But recently, I've wondered about Fallout and the vision it presents of life after nuclear war. Interrogating the political imagination of the game has lead me to ask about the forms of communal life it valorizes and what it relegates to the boundaries of human-ness. In order to better understand this text, I turned to the work of others, not only essays on Fallout but on visions of the post-apocalypse. Inevitably, this research encouraged me to reconsider my initial questions.

What was I interested in? Fallout? Nuclear war? Visions of the end of humanity? A latent impulse toward visions of complete destruction as a testament to the how deeply entrenched the reification of capital is and how difficult it is to imagine a functional world after capital? I did not anticipate that the initial thread I had tried to follow would be connected to a sweater still in the process of being made. 

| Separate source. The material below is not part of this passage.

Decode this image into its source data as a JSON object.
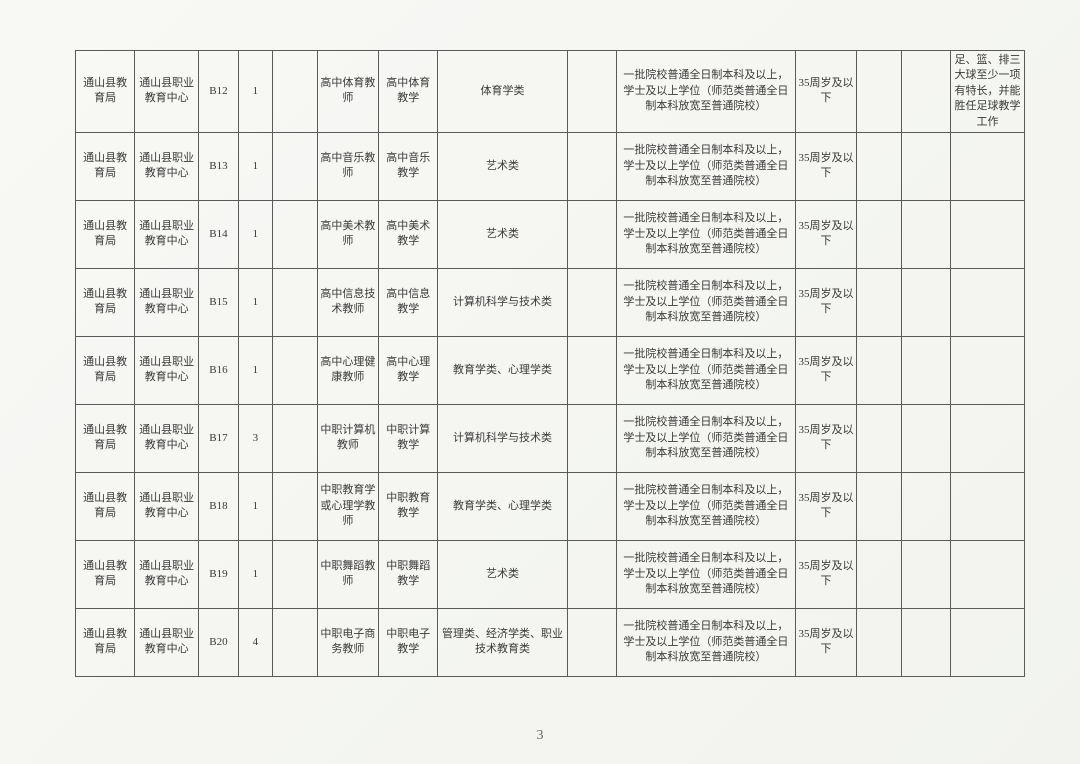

The title of blog suggests a temporary answer to the question: I am interested in visions of life after the "end." How video games, novels, short stories, etc. have depicted human life after catastrophe; what political, social and cultural structures texts have envisioned as being created or sustained after large scale destruction. I hope to use the space of this blog as a repository for musings, whether those be summaries of articles or stories or simply pontifications.  

My hope is that this blog will be capable of demonstrating what "visions after the end" tell us about the conditions of our pre-apocalyptic lives.